[ovs-dev] [PATCH v4 4/6] dpif-netdev: Change rxq_scheduling to use rxq processing cycles.
Greg Rose
gvrose8192 at gmail.com
Thu Aug 10 23:01:27 UTC 2017
On 08/09/2017 08:45 AM, Kevin Traynor wrote:
> Previously rxqs were assigned to pmds by round robin in
> port/queue order.
>
> Now that we have the processing cycles used for existing rxqs,
> use that information to try and produced a better balanced
> distribution of rxqs across pmds. i.e. given multiple pmds, the
> rxqs which have consumed the largest amount of processing cycles
> will be placed on different pmds.
>
> The rxqs are sorted by their processing cycles and assigned (in
> sorted order) round robin across pmds.
>
> Signed-off-by: Kevin Traynor <ktraynor at redhat.com>
> ---
> Documentation/howto/dpdk.rst | 7 +++
> lib/dpif-netdev.c | 105 ++++++++++++++++++++++++++++++-------------
> 2 files changed, 81 insertions(+), 31 deletions(-)
>
> diff --git a/Documentation/howto/dpdk.rst b/Documentation/howto/dpdk.rst
> index d7f6610..44737e4 100644
> --- a/Documentation/howto/dpdk.rst
> +++ b/Documentation/howto/dpdk.rst
> @@ -119,4 +119,11 @@ After that PMD threads on cores where RX queues was pinned will become
> thread.
>
> +If pmd-rxq-affinity is not set for rxqs, they will be assigned to pmds (cores)

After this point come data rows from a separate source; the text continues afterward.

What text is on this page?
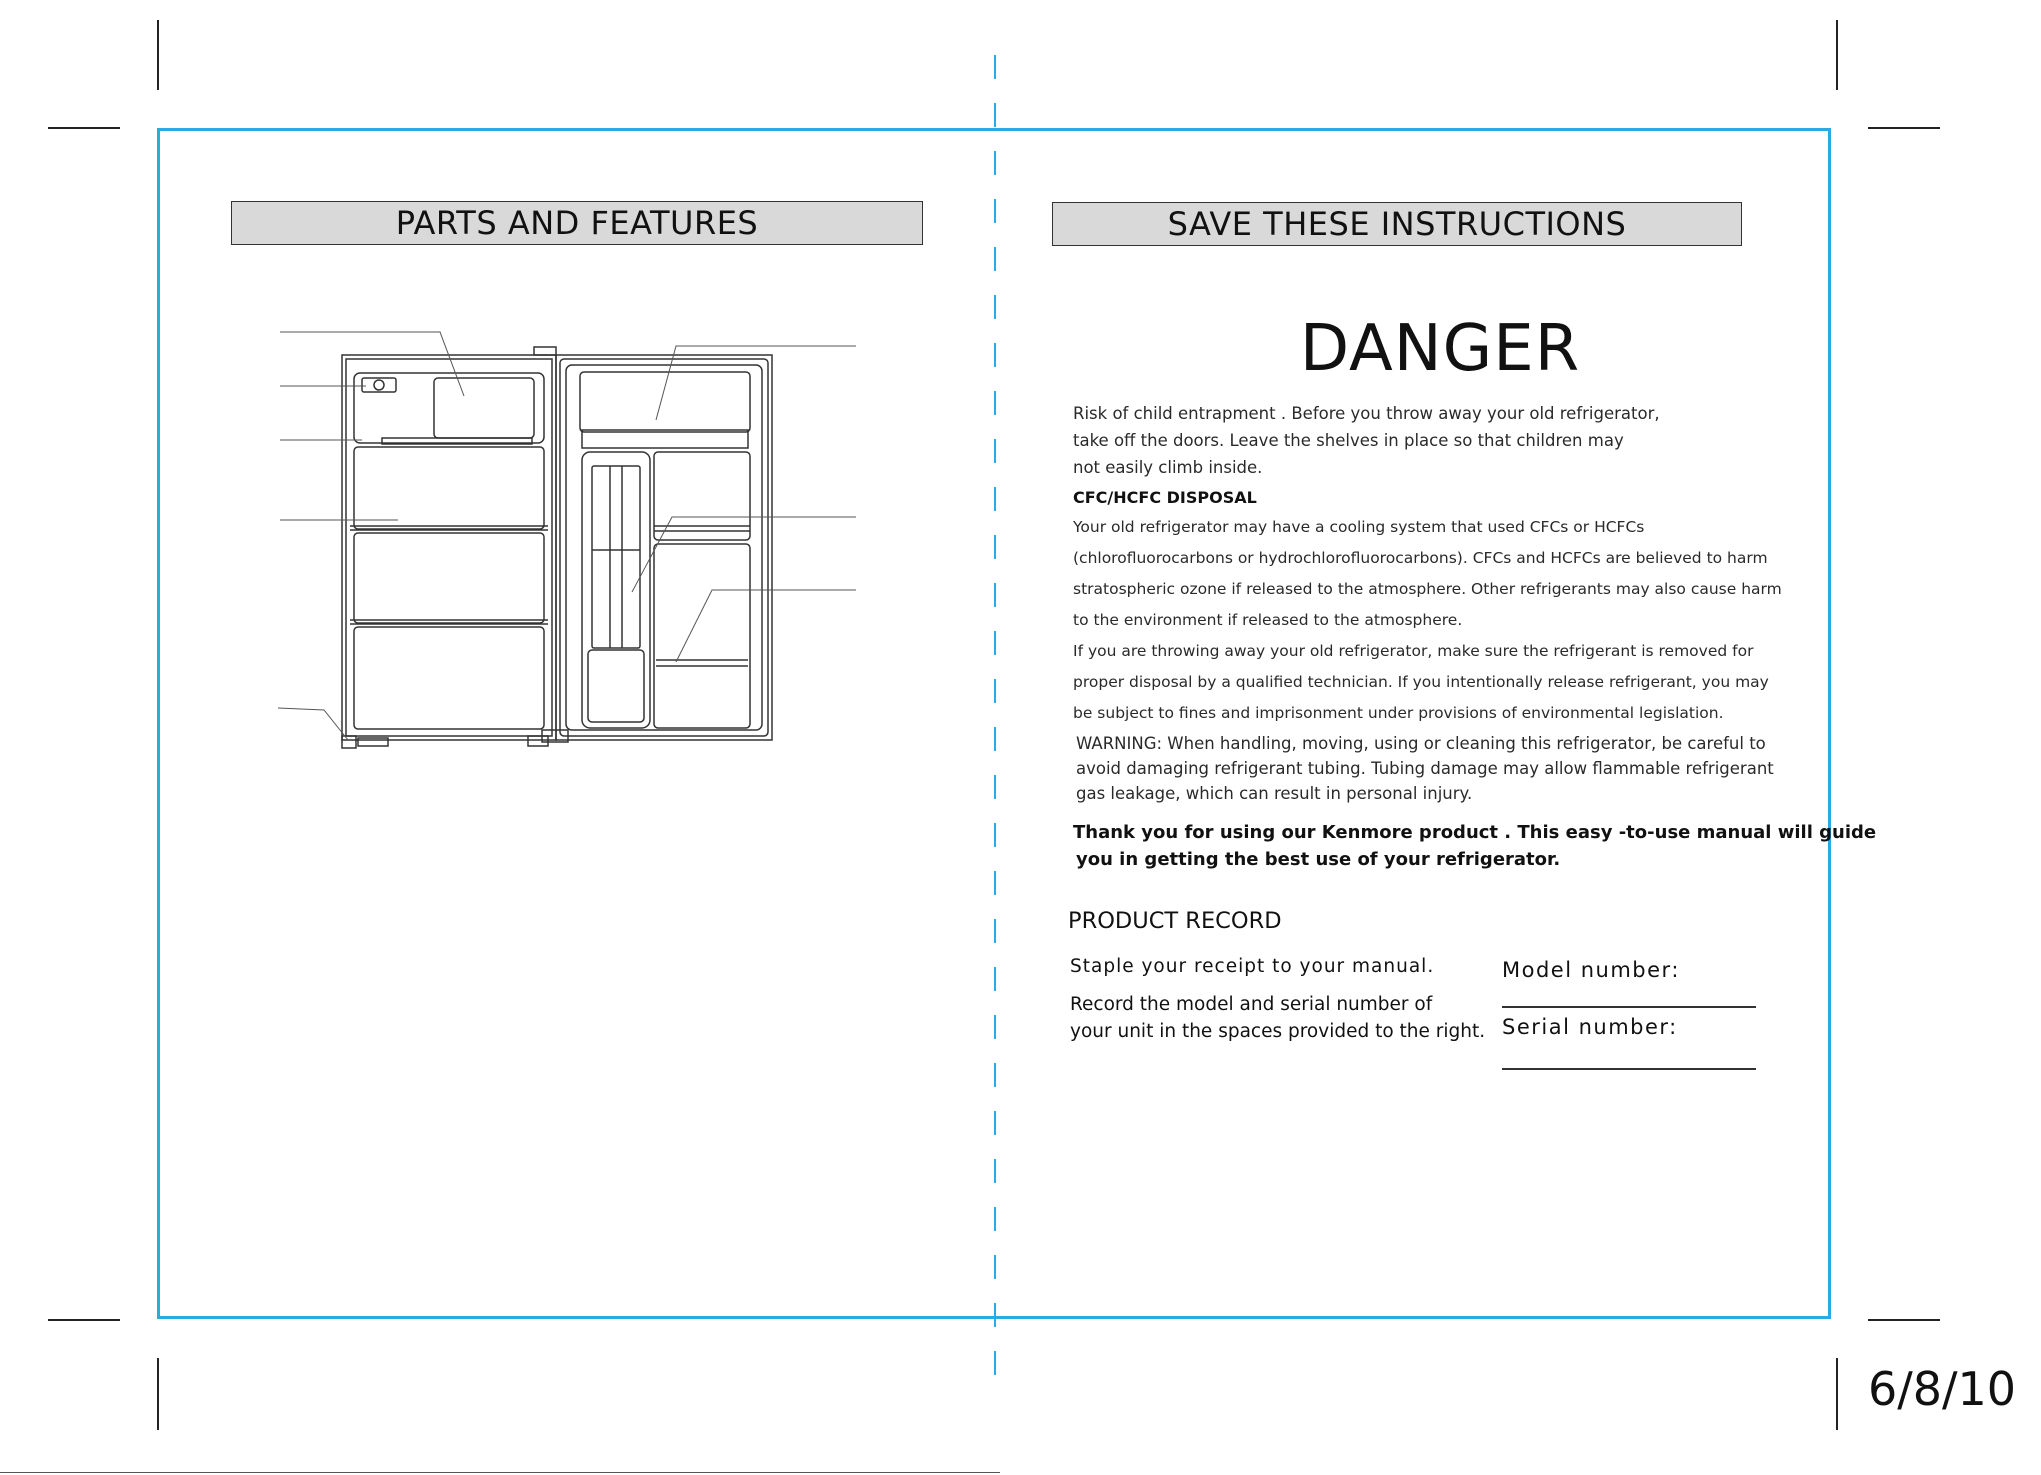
PARTS AND FEATURES	SAVE THESE INSTRUCTIONS
DANGER
Risk of child entrapment . Before you throw away your old refrigerator,
take off the doors. Leave the shelves in place so that children may
not easily climb inside.
CFC/HCFC DISPOSAL
Your old refrigerator may have a cooling system that used CFCs or HCFCs
(chlorofluorocarbons or hydrochlorofluorocarbons). CFCs and HCFCs are believed to harm
stratospheric ozone if released to the atmosphere. Other refrigerants may also cause harm
to the environment if released to the atmosphere.
If you are throwing away your old refrigerator, make sure the refrigerant is removed for
proper disposal by a qualified technician. If you intentionally release refrigerant, you may
be subject to fines and imprisonment under provisions of environmental legislation.
WARNING: When handling, moving, using or cleaning this refrigerator, be careful to
avoid damaging refrigerant tubing. Tubing damage may allow flammable refrigerant
gas leakage, which can result in personal injury.
Thank you for using our Kenmore product . This easy -to-use manual will guide
you in getting the best use of your refrigerator.
PRODUCT RECORD
Staple your receipt to your manual.
Record the model and serial number of
your unit in the spaces provided to the right.
Model number:
Serial number:
6/8/10
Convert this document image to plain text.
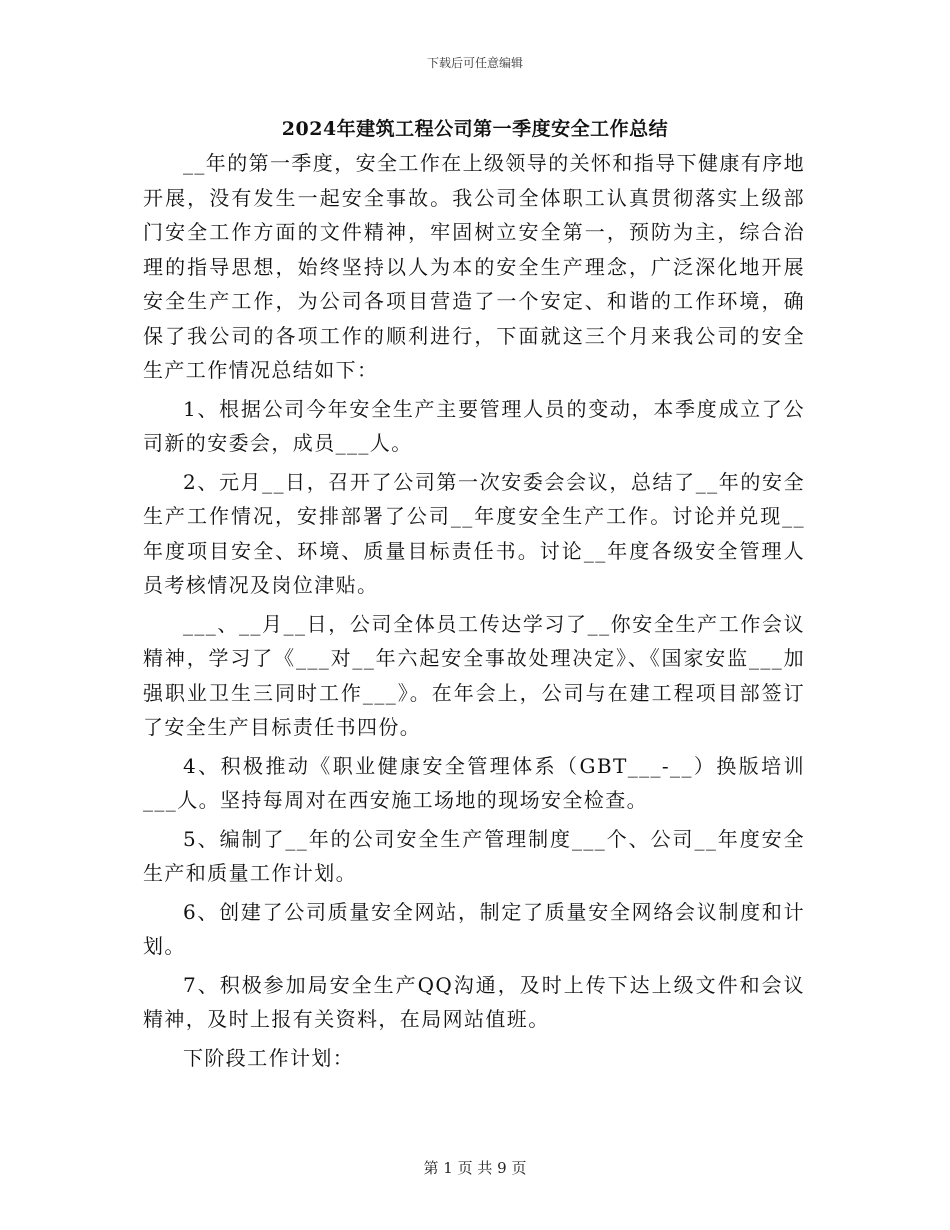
下载后可任意编辑
2024年建筑工程公司第一季度安全工作总结

__年的第一季度，安全工作在上级领导的关怀和指导下健康有序地开展，没有发生一起安全事故。我公司全体职工认真贯彻落实上级部门安全工作方面的文件精神，牢固树立安全第一，预防为主，综合治理的指导思想，始终坚持以人为本的安全生产理念，广泛深化地开展安全生产工作，为公司各项目营造了一个安定、和谐的工作环境，确保了我公司的各项工作的顺利进行，下面就这三个月来我公司的安全生产工作情况总结如下：

1、根据公司今年安全生产主要管理人员的变动，本季度成立了公司新的安委会，成员___人。

2、元月__日，召开了公司第一次安委会会议，总结了__年的安全生产工作情况，安排部署了公司__年度安全生产工作。讨论并兑现__年度项目安全、环境、质量目标责任书。讨论__年度各级安全管理人员考核情况及岗位津贴。

___、__月__日，公司全体员工传达学习了__你安全生产工作会议精神，学习了《___对__年六起安全事故处理决定》、《国家安监___加强职业卫生三同时工作___》。在年会上，公司与在建工程项目部签订了安全生产目标责任书四份。

4、积极推动《职业健康安全管理体系（GBT___-__）换版培训___人。坚持每周对在西安施工场地的现场安全检查。

5、编制了__年的公司安全生产管理制度___个、公司__年度安全生产和质量工作计划。

6、创建了公司质量安全网站，制定了质量安全网络会议制度和计划。

7、积极参加局安全生产QQ沟通，及时上传下达上级文件和会议精神，及时上报有关资料，在局网站值班。

下阶段工作计划：

第 1 页 共 9 页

> +automatically. The processing cycles that have been required for each rxq
> +will be used where known to assign rxqs with the highest consumption of
> +processing cycles to different pmds.
> +
> +Rxq to pmds assignment takes place whenever there are configuration changes.
> +
> QoS
> ---
> diff --git a/lib/dpif-netdev.c b/lib/dpif-netdev.c
> index e344063..b4663ab 100644
> --- a/lib/dpif-netdev.c
> +++ b/lib/dpif-netdev.c
> @@ -3328,8 +3328,29 @@ rr_numa_list_destroy(struct rr_numa_list *rr)
> }
>
> +/* Sort Rx Queues by the processing cycles they are consuming. */
> +static int
> +rxq_cycle_sort(const void *a, const void *b)
> +{
> + struct dp_netdev_rxq * qa;
> + struct dp_netdev_rxq * qb;
> +
> + qa = *(struct dp_netdev_rxq **) a;
> + qb = *(struct dp_netdev_rxq **) b;
> +
> + if (dp_netdev_rxq_get_cycles(qa, RXQ_CYCLES_PROC_LAST) >=
> + dp_netdev_rxq_get_cycles(qb, RXQ_CYCLES_PROC_LAST)) {
> + return -1;
> + }
> +
> + return 1;
> +}
> +
> /* Assign pmds to queues. If 'pinned' is true, assign pmds to pinned
> * queues and marks the pmds as isolated. Otherwise, assign non isolated
> * pmds to unpinned queues.
> *
> + * If 'pinned' is false queues will be sorted by processing cycles they are
> + * consuming and then assigned to pmds in round robin order.
> + *
> * The function doesn't touch the pmd threads, it just stores the assignment
> * in the 'pmd' member of each rxq. */
> @@ -3340,18 +3361,14 @@ rxq_scheduling(struct dp_netdev *dp, bool pinned) OVS_REQUIRES(dp->port_mutex)
> struct rr_numa_list rr;
> struct rr_numa *non_local_numa = NULL;
> -
> - rr_numa_list_populate(dp, &rr);
> + struct dp_netdev_rxq ** rxqs = NULL;
> + int i, n_rxqs = 0;
> + struct rr_numa *numa = NULL;
> + int numa_id;
>
> HMAP_FOR_EACH (port, node, &dp->ports) {
> - struct rr_numa *numa;
> - int numa_id;
> -
> if (!netdev_is_pmd(port->netdev)) {
> continue;
> }
>
> - numa_id = netdev_get_numa_id(port->netdev);
> - numa = rr_numa_list_lookup(&rr, numa_id);
> -
> for (int qid = 0; qid < port->n_rxq; qid++) {
> struct dp_netdev_rxq *q = &port->rxqs[qid];
> @@ -3371,34 +3388,60 @@ rxq_scheduling(struct dp_netdev *dp, bool pinned) OVS_REQUIRES(dp->port_mutex)
> }
> } else if (!pinned && q->core_id == OVS_CORE_UNSPEC) {
> - if (!numa) {
> - /* There are no pmds on the queue's local NUMA node.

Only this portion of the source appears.